Featured Artist - Franco Minervini



The Maestro
Franco Minervini
Master Stone Carver


There is no official test or exam to become a Master Stone Carver. There is no vote, selection committee, nor certificate of achievement. In fact, the criteria are much more difficult. The title of Master Stone Carver is bestowed upon one by  his or her teacher –much like that of a Kung Fu Master. It took nearly a decade of constant hard work, study, and tens of  thousands of pounds of solid rock before Marlboro artist Franco Minervini heard his mentor, in Italian, and almost in  passing, utter the words, “Ora siete un maestro” – you are now a teacher.



Back in the early 1950s, at the tender age of eight, young Franco Minervini, already artistically inclined, decided to try his hand at stone carving and apprenticed under his grandfather in his native Adriatic seaport town of Mulfetta, Italy.  He was immediately drawn to the sights and sounds of the local group of master carvers as they struck their chisels in  time and sang along to the rhythm while working side-by-side. Sadly, he soon laid down his hammer and chisel,  believing that he had no real talent after comparing his first attempts to the work of the masters. Such is the arrogance  and ignorance of youth.



In the years that followed, Minervini immigrated to Hoboken, later moved to Marlboro,married, had two children, and took up machining as a profession. Though he still pursued painting and sculpting for enjoyment, Franco never considered stone carving again until 1980, when he began taking classes in New York City. So many years after his first attempts, his stone carving roots would finally come to the forefront of his consciousness and the marble and  limestone that ran through his veins started to flow once again.

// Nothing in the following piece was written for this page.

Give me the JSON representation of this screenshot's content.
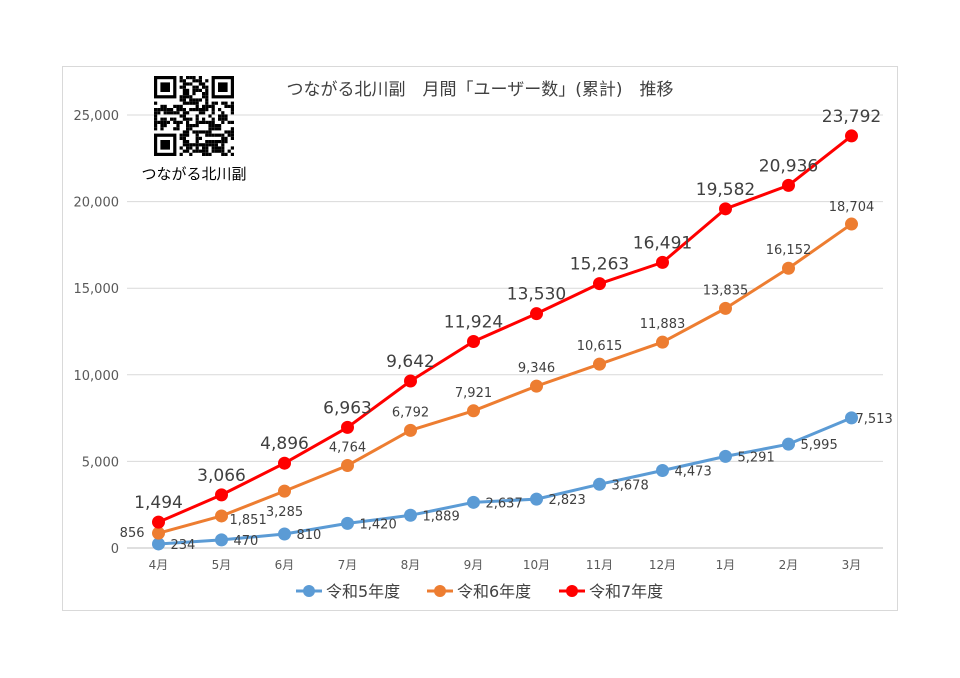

Franco’s future in stone was solidified in 1984 when he saw the award-winning documentary “The Stone Carvers”. The movie highlighted many Italian immigrant artists who were working on the National Cathedral in Washington D.C. – And  he knew that he had to be among them.After a talk with his family, a phone call, and an application later, Minervini was  traveling to our nation’s capital every week for three years to work at the cathedral, right alongside some of those men from the documentary. Immediately after the completion of the cathedral work, he was hired to do some stone carving restoration work at the White House.

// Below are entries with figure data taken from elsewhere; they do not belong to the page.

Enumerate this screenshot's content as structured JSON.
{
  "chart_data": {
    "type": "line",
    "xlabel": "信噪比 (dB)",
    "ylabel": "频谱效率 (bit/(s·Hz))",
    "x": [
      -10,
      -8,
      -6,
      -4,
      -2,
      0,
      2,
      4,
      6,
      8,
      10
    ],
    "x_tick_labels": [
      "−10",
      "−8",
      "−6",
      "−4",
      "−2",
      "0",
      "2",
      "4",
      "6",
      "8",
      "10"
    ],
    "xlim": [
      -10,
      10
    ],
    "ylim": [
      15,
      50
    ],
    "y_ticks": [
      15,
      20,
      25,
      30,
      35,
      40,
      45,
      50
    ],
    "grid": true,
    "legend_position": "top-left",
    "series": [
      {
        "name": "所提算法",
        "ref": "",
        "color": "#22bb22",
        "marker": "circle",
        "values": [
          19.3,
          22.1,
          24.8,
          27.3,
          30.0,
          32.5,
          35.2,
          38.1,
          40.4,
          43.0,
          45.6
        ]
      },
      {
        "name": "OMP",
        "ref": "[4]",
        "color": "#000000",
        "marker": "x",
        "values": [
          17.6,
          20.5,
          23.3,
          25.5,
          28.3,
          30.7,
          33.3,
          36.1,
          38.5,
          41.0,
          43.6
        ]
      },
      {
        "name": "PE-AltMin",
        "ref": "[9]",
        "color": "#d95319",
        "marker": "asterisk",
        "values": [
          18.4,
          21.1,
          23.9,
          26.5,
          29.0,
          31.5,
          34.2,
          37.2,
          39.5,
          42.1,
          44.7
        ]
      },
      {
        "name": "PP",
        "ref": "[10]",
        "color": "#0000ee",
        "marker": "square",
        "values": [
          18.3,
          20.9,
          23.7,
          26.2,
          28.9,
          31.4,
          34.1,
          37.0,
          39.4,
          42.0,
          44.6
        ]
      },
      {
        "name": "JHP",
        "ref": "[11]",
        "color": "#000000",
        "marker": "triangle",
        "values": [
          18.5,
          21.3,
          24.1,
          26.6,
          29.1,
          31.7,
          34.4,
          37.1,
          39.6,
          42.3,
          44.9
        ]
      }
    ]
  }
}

Franco’s first real commissioned piece was a 1992 monument honoring the 500th anniversary of Columbus’ voyage to  the New World.The seven foot long sculpture now resides outside of the Library in Ocean Township. His most  renowned work, to date, is the September 11th memorial at Mt. Mitchell Overlook in Atlantic Highlands. Minervini’s majestic eagle, proudly soaring upward,with an actual twisted I-beam salvaged from the World Trade Center clenched  in its talons, was chosen from over twenty submitted plans to pay tribute to the Monmouth County residents who  perished that day.



Minervini spends his time working on carvings in and behind his rustic, ivy-covered workshop in Freehold. Instead of singing to the cadence of his chisel as the carvers in Mulfetta would do, Franco’s hammer tends to lend a beat along to  the sound from his studio’s stereo speakers – sometimes an opera but more likely a Bruce Springsteen tune. Actually, Franco’s dream retirement piece would be the opportunity to do a large stone carving in honor of Springsteen. So don’t be surprised if one day Monmouth County sees a monument of The Boss carved by The Maestro.